Acórdão nº 1736/06-1 de Tribunal da Relação de Évora, 10 de Outubro de 2006

Magistrado ResponsávelJOÃO GOMES DE SOUSA
Data da Resolução10 de Outubro de 2006
EmissorTribunal da Relação de Évora

Proc. Nº 1.736/06.1 Acordam, em conferência, na Secção Criminal do Tribunal da Relação de Évora: A - Relatório: No processo comum com intervenção de tribunal colectivo que corre termos no 3º Juízo do Tribunal de …, por despacho proferido em 2 de Maio de 2006, a fls. 111-11370, a MMª Juíza de Instrução proferiu despacho a indeferir o requerimento do recorrente para que se revogasse o arresto decretado nos autos sobre dois bens imóveis de sua propriedade (fracções … empreendimento turístico denominado …, e se permitisse a venda dos mesmos, condicionada a ser depositado, corno caução o montante de 451 000 € ou outro até ao limite de 630 000 €.

Inconformado com uma tal decisão, dela interpôs recurso o arguido, que subiu em separado, pedindo seja concedido provimento ao mesmo, revogando-se o despacho recorrido, substituindo-o por outro que defira a pretensão do arguido de vender os bens e depositar caução, com as seguintes conclusões: O douto despacho da Mma JIC de Fls 710 a 713 denegou ao recorrente a possibilidade de vender os imóveis ora sob arresto, substituindo ele como garantia patrimonial aqueles bens arrestados pelo valor da venda dos imóveis, até ao limite de 630.000 Euros, De tal despacho se recorre.

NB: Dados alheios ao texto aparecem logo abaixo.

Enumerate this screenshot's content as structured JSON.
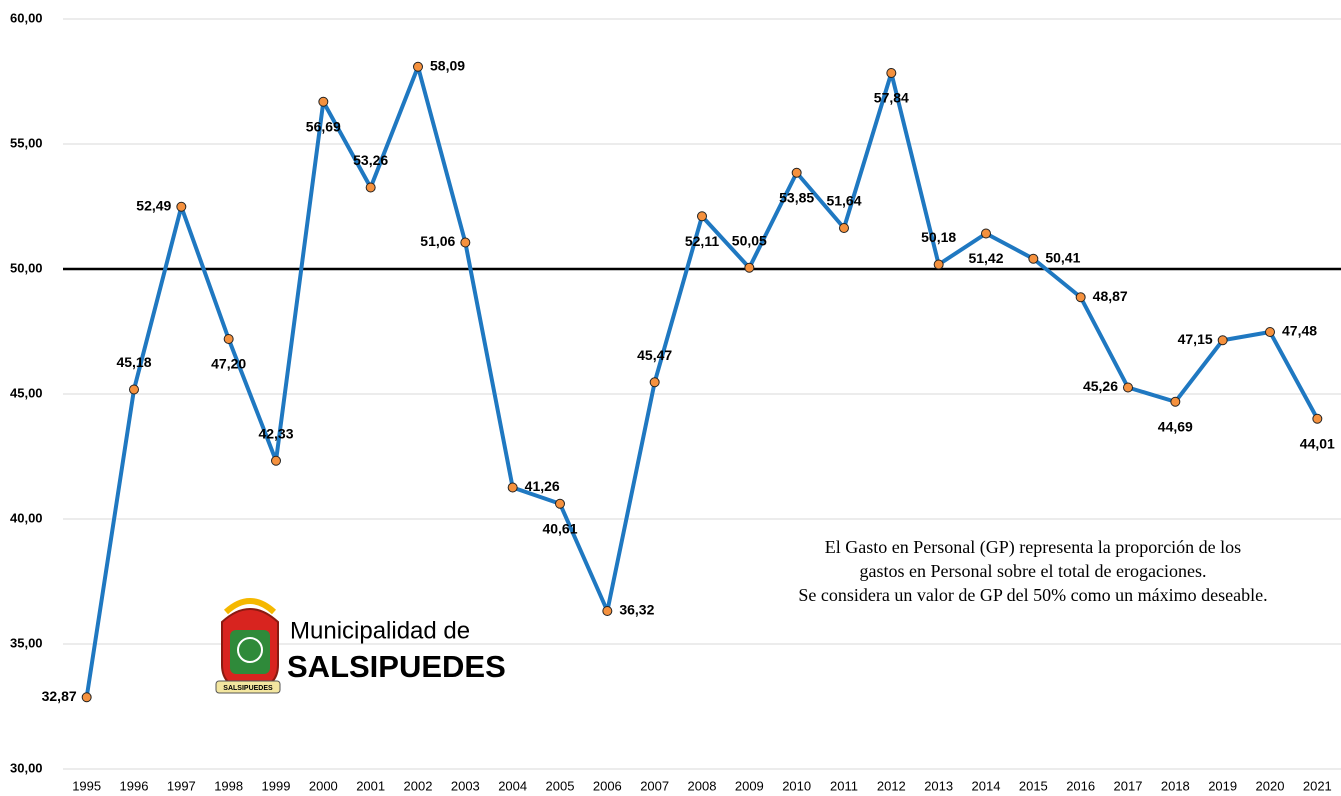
{
  "chart_data": {
    "type": "line",
    "categories": [
      "1995",
      "1996",
      "1997",
      "1998",
      "1999",
      "2000",
      "2001",
      "2002",
      "2003",
      "2004",
      "2005",
      "2006",
      "2007",
      "2008",
      "2009",
      "2010",
      "2011",
      "2012",
      "2013",
      "2014",
      "2015",
      "2016",
      "2017",
      "2018",
      "2019",
      "2020",
      "2021"
    ],
    "series": [
      {
        "name": "Gasto en Personal",
        "color": "#1f78c1",
        "marker_color": "#f5913e",
        "values": [
          32.87,
          45.18,
          52.49,
          47.2,
          42.33,
          56.69,
          53.26,
          58.09,
          51.06,
          41.26,
          40.61,
          36.32,
          45.47,
          52.11,
          50.05,
          53.85,
          51.64,
          57.84,
          50.18,
          51.42,
          50.41,
          48.87,
          45.26,
          44.69,
          47.15,
          47.48,
          44.01
        ],
        "value_labels": [
          "32,87",
          "45,18",
          "52,49",
          "47,20",
          "42,33",
          "56,69",
          "53,26",
          "58,09",
          "51,06",
          "41,26",
          "40,61",
          "36,32",
          "45,47",
          "52,11",
          "50,05",
          "53,85",
          "51,64",
          "57,84",
          "50,18",
          "51,42",
          "50,41",
          "48,87",
          "45,26",
          "44,69",
          "47,15",
          "47,48",
          "44,01"
        ]
      }
    ],
    "ylim": [
      30,
      60
    ],
    "yticks": [
      {
        "value": 30,
        "label": "30,00"
      },
      {
        "value": 35,
        "label": "35,00"
      },
      {
        "value": 40,
        "label": "40,00"
      },
      {
        "value": 45,
        "label": "45,00"
      },
      {
        "value": 50,
        "label": "50,00"
      },
      {
        "value": 55,
        "label": "55,00"
      },
      {
        "value": 60,
        "label": "60,00"
      }
    ],
    "grid": true,
    "reference_line": 50,
    "annotation": [
      "El Gasto en Personal (GP) representa la  proporción de los",
      "gastos en Personal sobre el total de erogaciones.",
      "Se considera un valor de GP del 50% como un máximo deseable."
    ],
    "logo": {
      "line1": "Municipalidad de",
      "line2": "SALSIPUEDES",
      "badge": "SALSIPUEDES"
    }
  }
}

Tem o arguido neste momento comprador para ambos os imóveis, conjuntamente em relação a ambas as fracções por 315.000 Euros cada, num total de 630.000 Euros; mas o comprador interessado na aquisição só a concretizará se o arresto vier a ser levantado.

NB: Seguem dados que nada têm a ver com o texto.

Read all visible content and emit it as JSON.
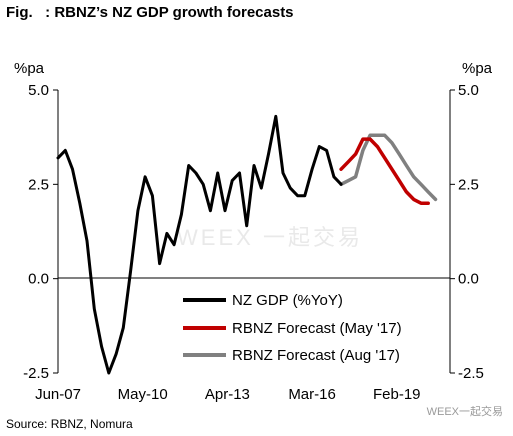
{
  "figure": {
    "title": "Fig.   : RBNZ’s NZ GDP growth forecasts",
    "source": "Source: RBNZ, Nomura",
    "watermark_center": "WEEX 一起交易",
    "watermark_corner": "WEEX一起交易"
  },
  "chart_data": {
    "type": "line",
    "title": "RBNZ’s NZ GDP growth forecasts",
    "ylabel_left": "%pa",
    "ylabel_right": "%pa",
    "x_range": [
      "2007-06",
      "2020-12"
    ],
    "ylim": [
      -2.5,
      5.0
    ],
    "yticks": [
      -2.5,
      0.0,
      2.5,
      5.0
    ],
    "ytick_labels": [
      "-2.5",
      "0.0",
      "2.5",
      "5.0"
    ],
    "xticks": [
      "2007-06",
      "2010-05",
      "2013-04",
      "2016-03",
      "2019-02"
    ],
    "xtick_labels": [
      "Jun-07",
      "May-10",
      "Apr-13",
      "Mar-16",
      "Feb-19"
    ],
    "grid": false,
    "legend_position": "bottom-center",
    "series": [
      {
        "name": "NZ GDP (%YoY)",
        "color": "#000000",
        "points": [
          [
            "2007-06",
            3.2
          ],
          [
            "2007-09",
            3.4
          ],
          [
            "2007-12",
            2.9
          ],
          [
            "2008-03",
            2.0
          ],
          [
            "2008-06",
            1.0
          ],
          [
            "2008-09",
            -0.8
          ],
          [
            "2008-12",
            -1.8
          ],
          [
            "2009-03",
            -2.5
          ],
          [
            "2009-06",
            -2.0
          ],
          [
            "2009-09",
            -1.3
          ],
          [
            "2009-12",
            0.2
          ],
          [
            "2010-03",
            1.8
          ],
          [
            "2010-06",
            2.7
          ],
          [
            "2010-09",
            2.2
          ],
          [
            "2010-12",
            0.4
          ],
          [
            "2011-03",
            1.2
          ],
          [
            "2011-06",
            0.9
          ],
          [
            "2011-09",
            1.7
          ],
          [
            "2011-12",
            3.0
          ],
          [
            "2012-03",
            2.8
          ],
          [
            "2012-06",
            2.5
          ],
          [
            "2012-09",
            1.8
          ],
          [
            "2012-12",
            2.8
          ],
          [
            "2013-03",
            1.8
          ],
          [
            "2013-06",
            2.6
          ],
          [
            "2013-09",
            2.8
          ],
          [
            "2013-12",
            1.4
          ],
          [
            "2014-03",
            3.0
          ],
          [
            "2014-06",
            2.4
          ],
          [
            "2014-09",
            3.3
          ],
          [
            "2014-12",
            4.3
          ],
          [
            "2015-03",
            2.8
          ],
          [
            "2015-06",
            2.4
          ],
          [
            "2015-09",
            2.2
          ],
          [
            "2015-12",
            2.2
          ],
          [
            "2016-03",
            2.9
          ],
          [
            "2016-06",
            3.5
          ],
          [
            "2016-09",
            3.4
          ],
          [
            "2016-12",
            2.7
          ],
          [
            "2017-03",
            2.5
          ]
        ]
      },
      {
        "name": "RBNZ Forecast (May '17)",
        "color": "#c00000",
        "points": [
          [
            "2017-03",
            2.9
          ],
          [
            "2017-06",
            3.1
          ],
          [
            "2017-09",
            3.3
          ],
          [
            "2017-12",
            3.7
          ],
          [
            "2018-03",
            3.7
          ],
          [
            "2018-06",
            3.5
          ],
          [
            "2018-09",
            3.2
          ],
          [
            "2018-12",
            2.9
          ],
          [
            "2019-03",
            2.6
          ],
          [
            "2019-06",
            2.3
          ],
          [
            "2019-09",
            2.1
          ],
          [
            "2019-12",
            2.0
          ],
          [
            "2020-03",
            2.0
          ]
        ]
      },
      {
        "name": "RBNZ Forecast (Aug '17)",
        "color": "#808080",
        "points": [
          [
            "2017-03",
            2.5
          ],
          [
            "2017-06",
            2.6
          ],
          [
            "2017-09",
            2.7
          ],
          [
            "2017-12",
            3.4
          ],
          [
            "2018-03",
            3.8
          ],
          [
            "2018-06",
            3.8
          ],
          [
            "2018-09",
            3.8
          ],
          [
            "2018-12",
            3.6
          ],
          [
            "2019-03",
            3.3
          ],
          [
            "2019-06",
            3.0
          ],
          [
            "2019-09",
            2.7
          ],
          [
            "2019-12",
            2.5
          ],
          [
            "2020-03",
            2.3
          ],
          [
            "2020-06",
            2.1
          ]
        ]
      }
    ]
  }
}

O preço oferecido é superior àquele pelo qual os imóveis foram adquiridos; e está o arguido disposto a deixar como caução não apenas o valor que se diz ser a vantagem do crime, mas todo o montante que resultar da venda.

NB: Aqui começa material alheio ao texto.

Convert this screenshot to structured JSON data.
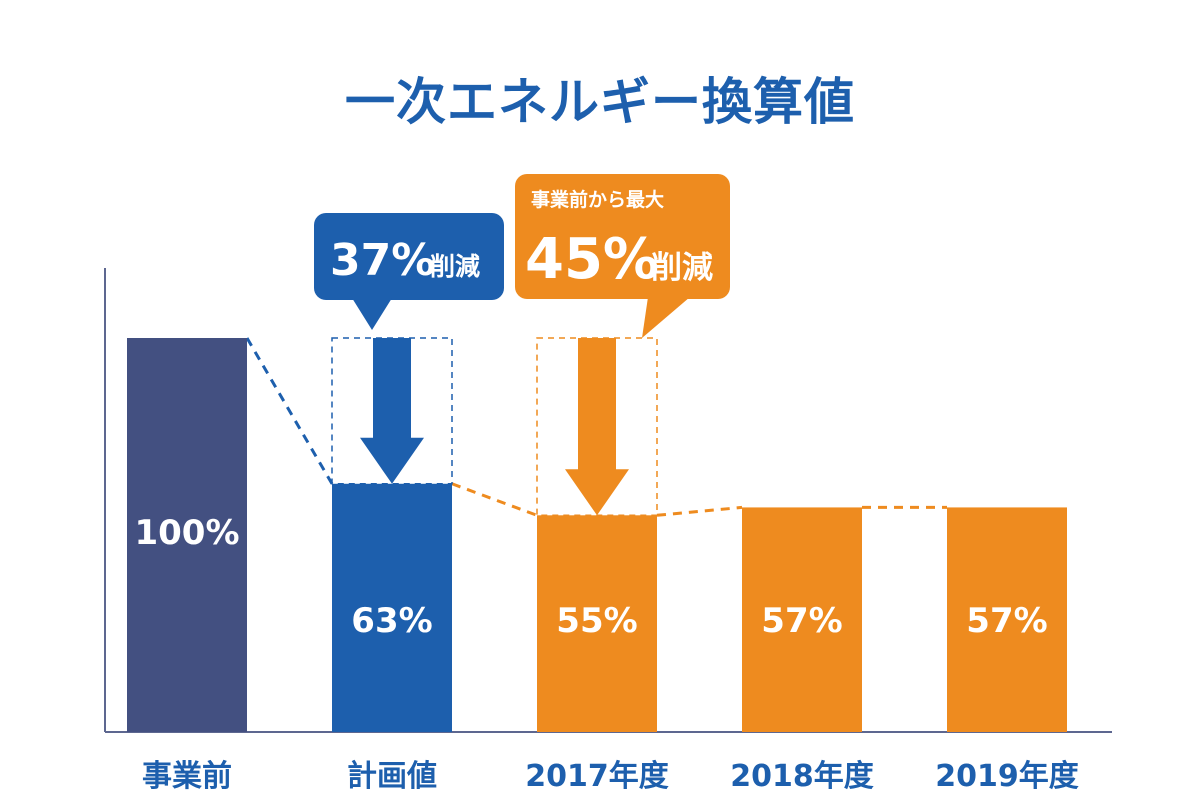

Nos termos do artigo 228.° nº 5 do CPP, aplicável por força do artigo 10° da Lei 5/2002 de 11 de Janeiro "o arresto é revogado a todo o tempo em que o arguido ou o civilmente responsável prestem a caução económica imposta".

Ora, no presente caso, o recorrente manifesta claramente a sua intenção de prestar a caução, até por um valor superior ao do bem actualmente arrestado -- todo o montante resultante da venda, 630.000 Euros.

O douto despacho recorrido entende que a pretensão do arguido não tem suporte legal, pois não se pode revogar o arresto para que se concretize o negócio ficando os autos a aguardar essa concretização para a prestação efectiva da caução; e que também carece de fundamento legal consentir ou autorizar a compra e venda daqueles imóveis condicionada ao depósito de uma caução.

Ora, nada na lei impede que um qualquer negócio ou contrato de compra e venda se celebre sob condição.

Neste caso, a condição (que a venda só colheria eficácia se o valor do preço até 451.000,00 Euros, ou a totalidade do preço, 630.000,00 Euros, fosse de imediato, no acto subsequente à venda, depositado como caução à ordem deste processo) seria desde logo estabelecida por despacho judicial.

Estaria assim garantida a prestação da caução que o arguido se propõe fazer; e cumprida a disposição legal que permite a revogação do arresto mediante a prestação de caução.

Também não carece de fundamento legal que o arresto possa ser levantado previamente à prestação da caução.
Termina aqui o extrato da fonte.